Categories > Celebrities > My Chemical Romance > Never Coming Home

Twenty Nine: Chocolate Shake

by writingechelon 2 reviews

A cool spring day, and new-found joy. Also, ice cream.

Category: My Chemical Romance - Rating: PG-13 - Genres: Drama,Romance - Characters: Frank Iero,Gerard Way - Warnings: [?] - Published: 2011-10-11 - Updated: 2011-10-11 - 805 words - Complete

2Ambiance
March 4th, 1958
Philadelphia


“That'll be twelve dollars ninety, sir.”
Frank smiled at the perky blonde cashier as he dug through his pockets for spare change.
He managed to find barely enough to pay for the record – a used but still pretty copy of The Best Of Muddy Waters - and stepped outside, tipping his head as a salute to the girl behind the register.
He smiled to himself and lighted a cigarette, enjoying the fresh and crystal-clear air of a beginning-of-Spring day in Philly.
It had somehow been a pain in the ass to have to haul all the way down there to manage to get his hands on that record, but, overall, he was happy and content.
Winter was finally melting away, and he'd managed to buy Gerard's birthday present just in time.
Plush, he'd had a reasonably uneventful day at work and being able to slip away for the afternoon, alone with his thoughts, had been a blessing.
Frank started walking down the street, hands buried deep inside his trench coat's pocket, squinting slightly as the wind picked up speed and blew in his face.
Iero glanced at his watch (it was only four) and decided to haul a cab down to Clark Park. He'd just found his old camera (the same one he'd brought with him to Europe during the war, the same one that had taken the picture Alicia had burned) and the light was good. He had at least an hour or so before having to head back to Belleville, so why the hell not take advantage of something like that?
A taxi pulled up on the curb.
Frank got in.
WAIT!”
Gerard Arthur Way burst in after him.
“I'm with him.”
Frank stared at him, puzzled, as Gerard grinned while clutching his walking stick. There was a savage glint in his eyes, a light everybody thought was long gone, a glint that meant he was back up on his feet again, ready to fight, ready to bight the world back.
“Where to, sir?” asked the driver.
Frank raised an eyebrow.
“Uh. Clark Park.”
Marvelous.”
Gerard smiled at Frank as he spoke, and an already magnificent day became thousands of times more beautiful.

Frank hugged Gerard the moment he was sure the cab had driven away. He hugged him and held him and squeezed him tight, because he was happy.
They were both happy: a screaming, heel-kicking joy filled them to the brim. It was the joy of eight year old boys playing in the mud. The joy of lovers whispering sweet promises to each other. The joy of rain after a hot summer day.
But it was also Frank and Gerard's joy: theirs, and nobody else's. A unique joy.
Because, after all, no happiness is the same.
For Frank, it was the joy of warm wool against his palms, the smell of ink and acrylic paints.
For Gerard, it was the joy of rough hands clutching him, the scent of freshly-cut grass and old books.
For both of them, it was the happiness of finally being able to be themselves, even though it was only for a fleeting, brief moment.

Frank broke away from the hug.
“What—what are you doing here?”
“Just trying to get away from everything. Relatives, mostly.” Gerard said, and smirked. He twirled his walking stick a couple of times.
Frank nodded at it.
“Your leg hurt?”
“Like a bitch.”
Gerard shifted his weight to his right leg, and flinched, as if to underline what he'd just said. A bird chirped.
It was a pretty day.
“Could I offer you an ice cream, Frank? As a birthday present to myself?”
There was a small stand right inside the park.
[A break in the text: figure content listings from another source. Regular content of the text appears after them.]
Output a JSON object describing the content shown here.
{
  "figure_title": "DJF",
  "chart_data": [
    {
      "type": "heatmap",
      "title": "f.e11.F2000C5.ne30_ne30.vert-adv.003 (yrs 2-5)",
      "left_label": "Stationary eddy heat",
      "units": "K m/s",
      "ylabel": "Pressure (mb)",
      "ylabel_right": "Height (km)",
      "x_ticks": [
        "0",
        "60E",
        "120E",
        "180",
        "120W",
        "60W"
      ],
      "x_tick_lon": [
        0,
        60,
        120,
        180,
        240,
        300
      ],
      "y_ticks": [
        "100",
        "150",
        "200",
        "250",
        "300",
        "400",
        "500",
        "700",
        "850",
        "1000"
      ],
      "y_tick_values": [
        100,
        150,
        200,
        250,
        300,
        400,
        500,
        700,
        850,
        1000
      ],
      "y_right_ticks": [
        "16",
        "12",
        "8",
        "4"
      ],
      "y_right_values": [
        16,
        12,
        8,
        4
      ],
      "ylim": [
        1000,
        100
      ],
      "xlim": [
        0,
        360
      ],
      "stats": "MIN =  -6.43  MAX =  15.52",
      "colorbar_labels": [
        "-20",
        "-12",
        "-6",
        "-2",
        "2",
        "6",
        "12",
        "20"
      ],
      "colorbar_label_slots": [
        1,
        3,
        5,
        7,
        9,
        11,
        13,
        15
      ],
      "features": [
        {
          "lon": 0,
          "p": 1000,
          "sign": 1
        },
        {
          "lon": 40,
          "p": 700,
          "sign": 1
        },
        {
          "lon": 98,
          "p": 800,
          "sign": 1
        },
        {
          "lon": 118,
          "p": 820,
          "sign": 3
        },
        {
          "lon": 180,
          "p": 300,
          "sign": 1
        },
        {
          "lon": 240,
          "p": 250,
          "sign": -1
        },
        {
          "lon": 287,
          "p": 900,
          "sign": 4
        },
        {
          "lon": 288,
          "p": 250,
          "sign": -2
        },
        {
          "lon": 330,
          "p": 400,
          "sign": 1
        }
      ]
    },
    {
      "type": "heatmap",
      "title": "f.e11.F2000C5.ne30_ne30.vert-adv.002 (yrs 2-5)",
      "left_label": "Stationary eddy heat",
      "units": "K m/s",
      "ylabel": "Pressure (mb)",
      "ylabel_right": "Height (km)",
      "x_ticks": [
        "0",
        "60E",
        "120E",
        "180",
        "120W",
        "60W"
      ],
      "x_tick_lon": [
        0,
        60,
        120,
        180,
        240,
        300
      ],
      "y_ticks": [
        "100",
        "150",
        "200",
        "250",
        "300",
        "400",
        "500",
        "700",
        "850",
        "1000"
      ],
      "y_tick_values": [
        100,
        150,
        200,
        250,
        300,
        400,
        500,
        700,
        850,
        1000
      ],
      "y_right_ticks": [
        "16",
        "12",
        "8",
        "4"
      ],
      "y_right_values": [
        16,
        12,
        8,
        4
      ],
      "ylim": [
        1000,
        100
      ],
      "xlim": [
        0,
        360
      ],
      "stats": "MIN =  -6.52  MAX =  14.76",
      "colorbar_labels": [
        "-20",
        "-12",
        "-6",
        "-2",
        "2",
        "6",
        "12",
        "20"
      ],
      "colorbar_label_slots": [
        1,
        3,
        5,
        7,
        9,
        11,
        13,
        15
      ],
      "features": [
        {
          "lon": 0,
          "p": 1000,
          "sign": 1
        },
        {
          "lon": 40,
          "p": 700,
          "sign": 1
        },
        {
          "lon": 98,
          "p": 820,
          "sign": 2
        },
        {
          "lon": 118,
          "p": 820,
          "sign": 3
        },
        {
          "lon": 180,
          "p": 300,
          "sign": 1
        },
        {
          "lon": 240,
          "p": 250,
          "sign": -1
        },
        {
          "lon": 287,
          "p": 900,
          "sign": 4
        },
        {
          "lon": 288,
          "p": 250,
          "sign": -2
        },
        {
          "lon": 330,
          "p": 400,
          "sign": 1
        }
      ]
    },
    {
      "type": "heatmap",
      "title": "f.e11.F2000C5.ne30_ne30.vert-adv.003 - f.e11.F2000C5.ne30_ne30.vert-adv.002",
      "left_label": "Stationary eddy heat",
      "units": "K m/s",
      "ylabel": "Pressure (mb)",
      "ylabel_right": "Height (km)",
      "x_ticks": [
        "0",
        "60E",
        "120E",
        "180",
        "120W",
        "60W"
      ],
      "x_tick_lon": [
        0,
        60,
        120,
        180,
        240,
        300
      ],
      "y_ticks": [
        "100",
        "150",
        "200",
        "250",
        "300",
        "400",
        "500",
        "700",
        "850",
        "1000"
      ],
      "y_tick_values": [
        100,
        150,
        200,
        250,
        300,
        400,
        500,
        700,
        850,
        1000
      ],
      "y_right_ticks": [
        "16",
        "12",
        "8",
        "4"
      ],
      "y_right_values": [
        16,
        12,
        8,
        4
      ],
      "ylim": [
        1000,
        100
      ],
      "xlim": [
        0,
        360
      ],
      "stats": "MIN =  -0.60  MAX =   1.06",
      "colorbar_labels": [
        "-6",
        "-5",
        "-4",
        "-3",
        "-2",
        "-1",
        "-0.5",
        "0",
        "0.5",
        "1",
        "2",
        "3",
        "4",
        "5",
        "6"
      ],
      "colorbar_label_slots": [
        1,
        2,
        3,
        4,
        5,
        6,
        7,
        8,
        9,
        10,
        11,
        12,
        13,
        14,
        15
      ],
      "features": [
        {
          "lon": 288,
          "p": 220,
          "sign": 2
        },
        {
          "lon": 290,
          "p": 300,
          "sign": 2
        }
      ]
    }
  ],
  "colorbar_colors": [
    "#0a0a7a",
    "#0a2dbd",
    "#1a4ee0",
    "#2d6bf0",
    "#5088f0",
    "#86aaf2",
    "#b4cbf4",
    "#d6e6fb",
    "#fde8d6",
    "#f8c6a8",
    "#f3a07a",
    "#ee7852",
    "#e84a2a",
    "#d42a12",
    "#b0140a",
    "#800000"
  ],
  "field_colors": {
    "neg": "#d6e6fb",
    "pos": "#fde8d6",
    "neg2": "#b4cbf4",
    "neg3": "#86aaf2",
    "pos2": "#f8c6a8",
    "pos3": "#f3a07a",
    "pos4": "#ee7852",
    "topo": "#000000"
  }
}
Children were crowded around it, as mothers attentively watched over them.
“Ice cream with the old and pathetic owner of a suburban bookstore?”
Frank had said it as a joke, but, deep down, he did believe it a little.
“How about, 'ice cream with the man I love'? Sound better?”
Gerard outstretched his hand towards Frank, who looked at him and then linked his arm with his.
“It sounds marvelous, Gerard.”
They started walking, not caring about the few stares that crept along their back as they paraded by the children and mothers. That moment was all theirs, and they laughed inside as they realized that the women there, horrified and disgusted, were old and tired and disenchanted.
Those women had lost faith in love far too many years before.
Frank and Gerard had just found it again.
Iero smiled at the man he loved, leaned his head against his shoulder.
Happy birthday, old man.”
"May it be the best one ever. Hell, it already is."
Gerard gave Frank's arm a little squeeze.
Everything was, finally, falling into place.
Slowly but surely, things were becoming okay.